Le procureur général du Texas, Ken Paxton, a intenté des poursuites contre Samsung, LG, Sony, Hisense et TCL, les accusant d'utiliser la technologie de reconnaissance automatique de contenu pour espionner les téléspectateurs sans consentement. Les plaintes affirment que ce logiciel capture des captures d'écran toutes les 500 millisecondes et transmet les données de visionnage pour de la publicité ciblée. Paxton demande des dommages et des ordonnances de restriction pour arrêter ces pratiques.
Le 16 décembre 2025, le procureur général du Texas, Ken Paxton, a poursuivi en justice cinq principaux fabricants de téléviseurs — Samsung, LG, Sony, Hisense et TCL — dans des tribunaux de district de plusieurs comtés du Texas. Les plaintes allèguent que les smart TV de ces entreprises utilisent la technologie de reconnaissance automatique de contenu (ACR) pour collecter illégalement des données personnelles des utilisateurs. L'ACR fonctionne en capturant des captures d'écran de l'affichage de la télévision toutes les 500 millisecondes, en surveillant l'activité de visionnage en temps réel à travers les applications de streaming, le câble, les consoles de jeux et les lecteurs Blu-ray, et en transmettant ces informations aux entreprises sans la connaissance ou le consentement des utilisateurs.
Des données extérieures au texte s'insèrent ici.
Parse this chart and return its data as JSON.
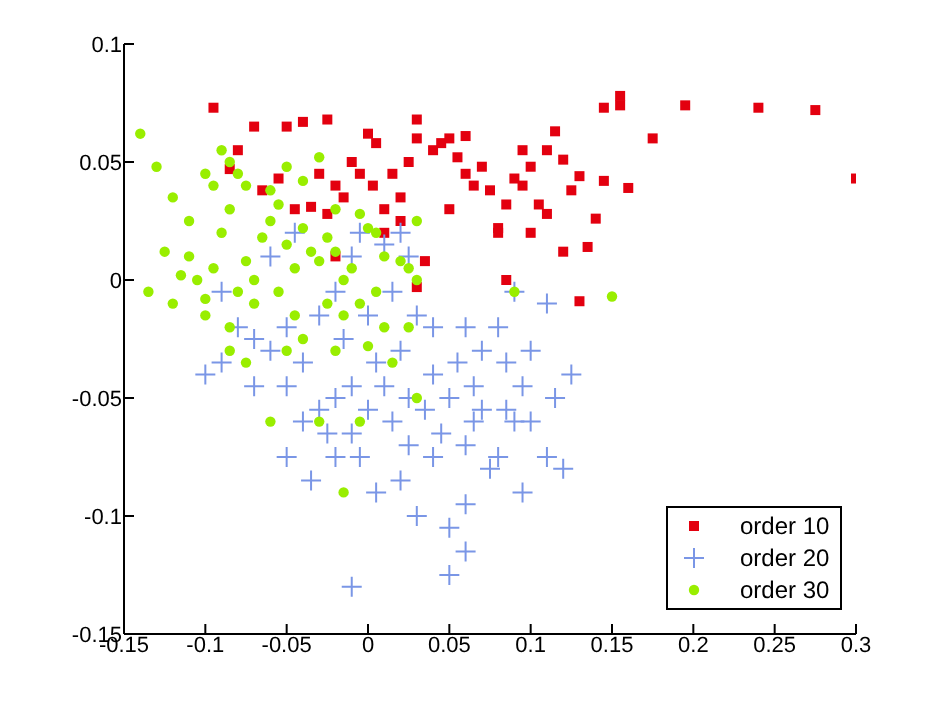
{
  "chart_data": {
    "type": "scatter",
    "xlim": [
      -0.15,
      0.3
    ],
    "xticks": [
      -0.15,
      -0.1,
      -0.05,
      0,
      0.05,
      0.1,
      0.15,
      0.2,
      0.25,
      0.3
    ],
    "ylim": [
      -0.15,
      0.1
    ],
    "yticks": [
      -0.15,
      -0.1,
      -0.05,
      0,
      0.05,
      0.1
    ],
    "grid": false,
    "legend": "bottom right",
    "series": [
      {
        "name": "order 10",
        "color": "#e3000f",
        "marker": "square",
        "x": [
          -0.095,
          -0.07,
          -0.08,
          -0.085,
          -0.065,
          -0.05,
          -0.04,
          -0.025,
          -0.055,
          -0.045,
          -0.035,
          -0.03,
          -0.02,
          -0.025,
          -0.015,
          -0.01,
          -0.005,
          0.0,
          0.005,
          0.003,
          0.01,
          0.015,
          0.02,
          0.02,
          0.025,
          0.03,
          0.03,
          0.04,
          0.045,
          0.05,
          0.055,
          0.06,
          0.06,
          0.05,
          0.065,
          0.07,
          0.075,
          0.085,
          0.09,
          0.1,
          0.105,
          0.1,
          0.08,
          0.095,
          0.12,
          0.13,
          0.11,
          0.125,
          0.14,
          0.145,
          0.155,
          0.155,
          0.175,
          0.195,
          0.24,
          0.275,
          0.3,
          0.12,
          0.085,
          -0.02,
          0.01,
          0.035,
          0.03,
          0.08,
          0.145,
          0.135,
          0.13,
          0.16,
          0.11,
          0.095,
          0.115
        ],
        "values": [
          0.073,
          0.065,
          0.055,
          0.047,
          0.038,
          0.065,
          0.067,
          0.068,
          0.043,
          0.03,
          0.031,
          0.045,
          0.04,
          0.028,
          0.035,
          0.05,
          0.045,
          0.062,
          0.058,
          0.04,
          0.03,
          0.045,
          0.035,
          0.025,
          0.05,
          0.068,
          0.06,
          0.055,
          0.058,
          0.06,
          0.052,
          0.061,
          0.045,
          0.03,
          0.04,
          0.048,
          0.038,
          0.032,
          0.043,
          0.048,
          0.032,
          0.02,
          0.022,
          0.04,
          0.051,
          0.044,
          0.028,
          0.038,
          0.026,
          0.073,
          0.078,
          0.074,
          0.06,
          0.074,
          0.073,
          0.072,
          0.043,
          0.012,
          0.0,
          0.01,
          0.02,
          0.008,
          -0.003,
          0.02,
          0.042,
          0.014,
          -0.009,
          0.039,
          0.055,
          0.055,
          0.063
        ]
      },
      {
        "name": "order 20",
        "color": "#7a96e6",
        "marker": "cross",
        "x": [
          -0.09,
          -0.08,
          -0.07,
          -0.06,
          -0.07,
          -0.1,
          -0.09,
          -0.05,
          -0.04,
          -0.05,
          -0.03,
          -0.03,
          -0.02,
          -0.025,
          -0.02,
          -0.035,
          -0.04,
          -0.01,
          -0.01,
          -0.005,
          0.0,
          0.005,
          0.01,
          0.015,
          0.02,
          0.025,
          0.025,
          0.035,
          0.04,
          0.045,
          0.05,
          0.055,
          0.06,
          0.06,
          0.065,
          0.07,
          0.08,
          0.085,
          0.09,
          0.095,
          0.1,
          0.1,
          0.11,
          0.125,
          0.12,
          0.11,
          0.02,
          0.03,
          0.05,
          0.06,
          -0.01,
          0.05,
          0.06,
          -0.02,
          -0.01,
          -0.005,
          0.01,
          0.0,
          0.015,
          -0.015,
          0.03,
          0.04,
          -0.06,
          -0.045,
          0.02,
          0.025,
          0.04,
          0.075,
          0.08,
          0.095,
          -0.05,
          0.005,
          0.07,
          0.09,
          0.085,
          0.065,
          0.115
        ],
        "values": [
          -0.005,
          -0.02,
          -0.025,
          -0.03,
          -0.045,
          -0.04,
          -0.035,
          -0.045,
          -0.035,
          -0.02,
          -0.015,
          -0.055,
          -0.05,
          -0.065,
          -0.075,
          -0.085,
          -0.06,
          -0.045,
          -0.065,
          -0.075,
          -0.055,
          -0.035,
          -0.045,
          -0.06,
          -0.03,
          -0.05,
          -0.07,
          -0.055,
          -0.04,
          -0.065,
          -0.05,
          -0.035,
          -0.07,
          -0.02,
          -0.045,
          -0.055,
          -0.02,
          -0.035,
          -0.06,
          -0.045,
          -0.03,
          -0.06,
          -0.075,
          -0.04,
          -0.08,
          -0.01,
          -0.085,
          -0.1,
          -0.105,
          -0.095,
          -0.13,
          -0.125,
          -0.115,
          -0.005,
          0.01,
          0.02,
          0.015,
          -0.015,
          -0.005,
          -0.025,
          -0.015,
          -0.02,
          0.01,
          0.02,
          0.02,
          0.01,
          -0.075,
          -0.08,
          -0.075,
          -0.09,
          -0.075,
          -0.09,
          -0.03,
          -0.005,
          -0.055,
          -0.06,
          -0.05
        ]
      },
      {
        "name": "order 30",
        "color": "#99ee00",
        "marker": "circle",
        "x": [
          -0.14,
          -0.13,
          -0.12,
          -0.11,
          -0.1,
          -0.095,
          -0.09,
          -0.085,
          -0.08,
          -0.075,
          -0.11,
          -0.115,
          -0.125,
          -0.135,
          -0.12,
          -0.105,
          -0.1,
          -0.095,
          -0.09,
          -0.085,
          -0.08,
          -0.075,
          -0.07,
          -0.065,
          -0.06,
          -0.055,
          -0.05,
          -0.045,
          -0.04,
          -0.035,
          -0.03,
          -0.025,
          -0.02,
          -0.015,
          -0.01,
          -0.04,
          -0.03,
          -0.05,
          -0.06,
          -0.02,
          -0.005,
          0.0,
          0.005,
          0.01,
          0.02,
          0.025,
          0.03,
          -0.1,
          -0.085,
          -0.07,
          -0.055,
          -0.045,
          -0.025,
          -0.015,
          -0.005,
          0.005,
          0.01,
          -0.05,
          -0.04,
          -0.02,
          0.0,
          0.015,
          -0.06,
          -0.03,
          -0.005,
          0.03,
          -0.015,
          0.09,
          0.15,
          -0.085,
          0.025,
          -0.075,
          0.03
        ],
        "values": [
          0.062,
          0.048,
          0.035,
          0.025,
          0.045,
          0.04,
          0.055,
          0.05,
          0.045,
          0.04,
          0.01,
          0.002,
          0.012,
          -0.005,
          -0.01,
          0.0,
          -0.008,
          0.005,
          0.02,
          0.03,
          -0.005,
          0.008,
          0.0,
          0.018,
          0.025,
          0.032,
          0.015,
          0.005,
          0.022,
          0.012,
          0.008,
          0.018,
          0.012,
          0.0,
          0.005,
          0.042,
          0.052,
          0.048,
          0.038,
          0.03,
          0.028,
          0.022,
          0.02,
          0.01,
          0.008,
          0.005,
          0.0,
          -0.015,
          -0.02,
          -0.01,
          -0.005,
          -0.015,
          -0.01,
          -0.015,
          -0.01,
          -0.005,
          -0.02,
          -0.03,
          -0.025,
          -0.03,
          -0.028,
          -0.035,
          -0.06,
          -0.06,
          -0.06,
          -0.05,
          -0.09,
          -0.005,
          -0.007,
          -0.03,
          -0.02,
          -0.035,
          0.025
        ]
      }
    ]
  }
}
Les plaintes décrivent l'ACR comme un « envahisseur numérique invisible et non invité » qui risque d'exposer des informations sensibles, telles que des mots de passe et des détails bancaires. Les entreprises vendent ensuite ces données pour créer des profils de consommateurs et cibler des publicités à des fins lucratives, selon les dossiers. Le Texas argue que, bien que l'ACR puisse permettre un contenu personnalisé, sa collecte massive de données dépasse ce qui est nécessaire et sert principalement les revenus publicitaires, violant la loi texane sur les pratiques commerciales trompeuses.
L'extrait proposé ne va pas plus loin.